We stood by our cars in the three-minute-only passenger drop off que at the Horseshoe Bay Ferry Terminal. I watched my two sons and their friend walk toward the ticket booth as they headed onto the ferry to meet their father in Nanaimo.  The tall man with a thick shock of salt and pepper hair beside me said his children would appear any moment. They'd traveled from Nanaimo to join him for the Steve Nash Game.

It's funny how when you aren't a sports fan, you don't have a clue about what sports fans cherish.  This sports fan had a great deal of sympathy for me, though.  "I know how you feel," he said, as the children walked away.  "They're good kids," he said. 

You could tell that they were.  They stuck together.  They looked back and waved.  And they'd both given me big hugs before leaving.

But I couldn't understand him, not in the same way.  His heart was with his kids, even as it was passionately yearning for Canada Place.  For Steve.

"I want to see Steve Nash," he said, emphatically.  "No amount of traffic can keep me away."

A love affair with a Canadian basketball hero, I thought, making a mental note in my brain and opening a new file under things I already should have known (but didn't) about Canada: "Steve Nash."

When I went home, I would look Steve up on Wikipedia, and here's what I'd find: He was born in Johannesburg, South Africa to a Welsh mother and an English father on 7 February, 1974. His family moved to Regina, Saskatchewan, when he was 18 months old, then to Vancouver, before finally settling in Victoria, British Columbia.   Although Nash played soccer and ice hockey, he did not start playing basketball until he was 12 or 13. 

 In eighth grade, Steve apparently told his mother that one day he would play in the NBA and become a star.

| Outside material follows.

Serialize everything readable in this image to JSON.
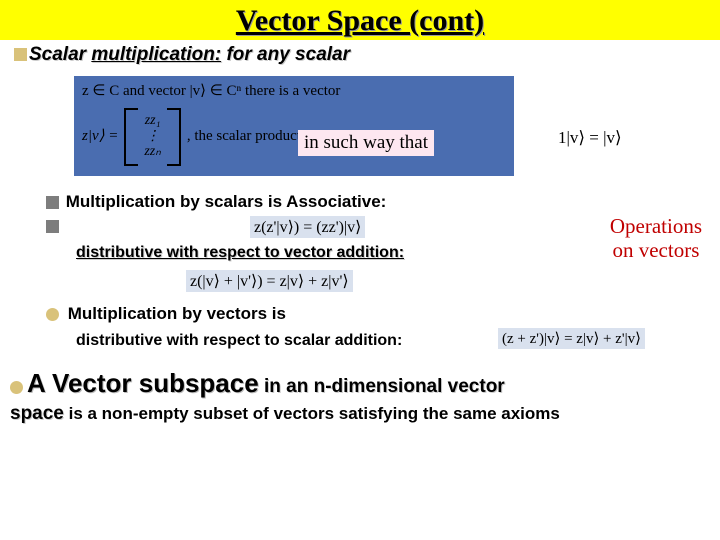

My eighth grader disappeared into the crowd as he entered the ferry terminal, his little brother following closely behind.

I remained there  staring into the space they'd vacated as if they'd rematerialize and listened to the basektball dad talk about Steve Nash.

He was a superstar.  From Vancouver!  Deft on his feet.  Magical.

Suddenly I realized I'd gotten so involved in the Steve Nash story that I'd failed to notice I was free to go, unless I was waiting for his kids now. I wasn't, of course, so, I said good-bye and headed home, while thousands of Vancouverites headed for Steve Nash.